Commenti degli internauti su questo quadro raccolti da Fb:

Guglielmo Donzella Una bellissima mano un sentito complimento

Roberto Lo Presti     Due temi in uno. Il primo maledettamente lugubre ,straziante nerissimo più del viso nero del fochista di un treno in corsa e poi …sbandar alla prima curva…!- Molto molto triste e terribilmente vero.

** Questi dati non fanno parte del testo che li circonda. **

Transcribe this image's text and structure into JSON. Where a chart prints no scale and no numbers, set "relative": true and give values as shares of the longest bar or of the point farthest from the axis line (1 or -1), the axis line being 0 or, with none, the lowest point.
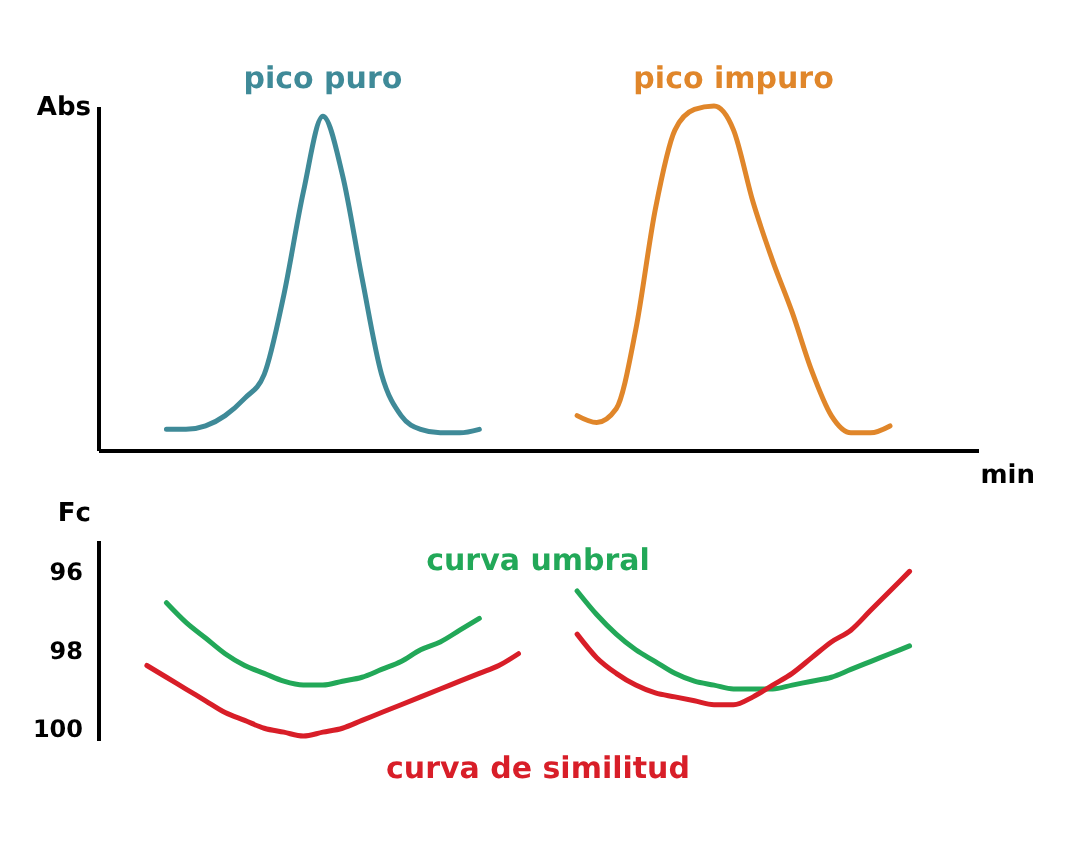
{
  "chart_data": [
    {
      "type": "line",
      "relative": true,
      "ylabel": "Abs",
      "xlabel": "min",
      "tick_labels": false,
      "grid": false,
      "legend": false,
      "categories": [
        null,
        null,
        null,
        null,
        null,
        null,
        null,
        null,
        null,
        null,
        null,
        null,
        null,
        null,
        null,
        null,
        null,
        null,
        null,
        null,
        null,
        null,
        null,
        null,
        null,
        null,
        null,
        null,
        null,
        null,
        null,
        null,
        null,
        null,
        null,
        null,
        null,
        null,
        null,
        null,
        null,
        null,
        null,
        null,
        null
      ],
      "series": [
        {
          "name": "pico puro",
          "color": "#3f8a98",
          "values": [
            null,
            null,
            null,
            0.06,
            0.06,
            0.07,
            0.1,
            0.15,
            0.22,
            0.45,
            0.75,
            0.97,
            0.8,
            0.5,
            0.22,
            0.1,
            0.06,
            0.05,
            0.05,
            0.06,
            null,
            null,
            null,
            null,
            null,
            null,
            null,
            null,
            null,
            null,
            null,
            null,
            null,
            null,
            null,
            null,
            null,
            null,
            null,
            null,
            null,
            null,
            null,
            null,
            null
          ]
        },
        {
          "name": "pico impuro",
          "color": "#e0862a",
          "values": [
            null,
            null,
            null,
            null,
            null,
            null,
            null,
            null,
            null,
            null,
            null,
            null,
            null,
            null,
            null,
            null,
            null,
            null,
            null,
            null,
            null,
            null,
            null,
            null,
            0.1,
            0.08,
            0.12,
            0.35,
            0.7,
            0.93,
            0.99,
            1.0,
            0.93,
            0.72,
            0.55,
            0.4,
            0.23,
            0.1,
            0.05,
            0.05,
            0.07,
            null,
            null,
            null,
            null
          ]
        }
      ]
    },
    {
      "type": "line",
      "ylabel": "Fc",
      "ylim": [
        100.3,
        95.2
      ],
      "yticks": [
        96,
        98,
        100
      ],
      "tick_labels": "y",
      "grid": false,
      "legend": false,
      "categories": [
        null,
        null,
        null,
        null,
        null,
        null,
        null,
        null,
        null,
        null,
        null,
        null,
        null,
        null,
        null,
        null,
        null,
        null,
        null,
        null,
        null,
        null,
        null,
        null,
        null,
        null,
        null,
        null,
        null,
        null,
        null,
        null,
        null,
        null,
        null,
        null,
        null,
        null,
        null,
        null,
        null,
        null,
        null,
        null,
        null
      ],
      "series": [
        {
          "name": "curva umbral",
          "color": "#22a858",
          "values": [
            null,
            null,
            null,
            96.8,
            97.3,
            97.7,
            98.1,
            98.4,
            98.6,
            98.8,
            98.9,
            98.9,
            98.8,
            98.7,
            98.5,
            98.3,
            98.0,
            97.8,
            97.5,
            97.2,
            null,
            null,
            null,
            null,
            96.5,
            97.1,
            97.6,
            98.0,
            98.3,
            98.6,
            98.8,
            98.9,
            99.0,
            99.0,
            99.0,
            98.9,
            98.8,
            98.7,
            98.5,
            98.3,
            98.1,
            97.9,
            null,
            null,
            null
          ]
        },
        {
          "name": "curva de similitud",
          "color": "#d81e28",
          "values": [
            null,
            null,
            98.4,
            98.7,
            99.0,
            99.3,
            99.6,
            99.8,
            100.0,
            100.1,
            100.2,
            100.1,
            100.0,
            99.8,
            99.6,
            99.4,
            99.2,
            99.0,
            98.8,
            98.6,
            98.4,
            98.1,
            null,
            null,
            97.6,
            98.2,
            98.6,
            98.9,
            99.1,
            99.2,
            99.3,
            99.4,
            99.4,
            99.2,
            98.9,
            98.6,
            98.2,
            97.8,
            97.5,
            97.0,
            96.5,
            96.0,
            null,
            null,
            null
          ]
        }
      ]
    }
  ]
}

Il secondo da esaminar nei color…i e nei segni turbati dal linguaggio interiore specchio di una umanità frantumata a piccolissimi cocchi pur sotto il fangooo…!-Tremori, fulmini e saette definiscon il plafond grigio e decisamente balordo di speranze nulle o vicine allo zero od ancor a forma indeterminate : infinito / (su) infinito…! “Sturm und Drang “dell’anima scollata dal corpo e dalla mente non più pensante minimamente…: ‘Gott mit uns’…-Roberto Lo Presti da Messina

Nunzia Zambardi       Michele….quanti momenti no nella vita!…..ma noi non smettiamo di vivere e continuiamo a percepire sia il mondo esterno che quello interno……le nostre opere,a volte incomprese,racchiudono le nostre espressioni di dolori e di gioie……. ciò che conta è non reprimersi ma raccontare sempre se stessi creando così una unità di intenti che serve alla maturazione di un individuo….Riesco a capirti attraverso i tuoi quadri dove esiste sempre un tentativo della coscienza di trasformare in segni , immagini,storie comprensibili le attivazioni spontanee e volontarie del tuo animo….continua …..auguri per il nuovo anno…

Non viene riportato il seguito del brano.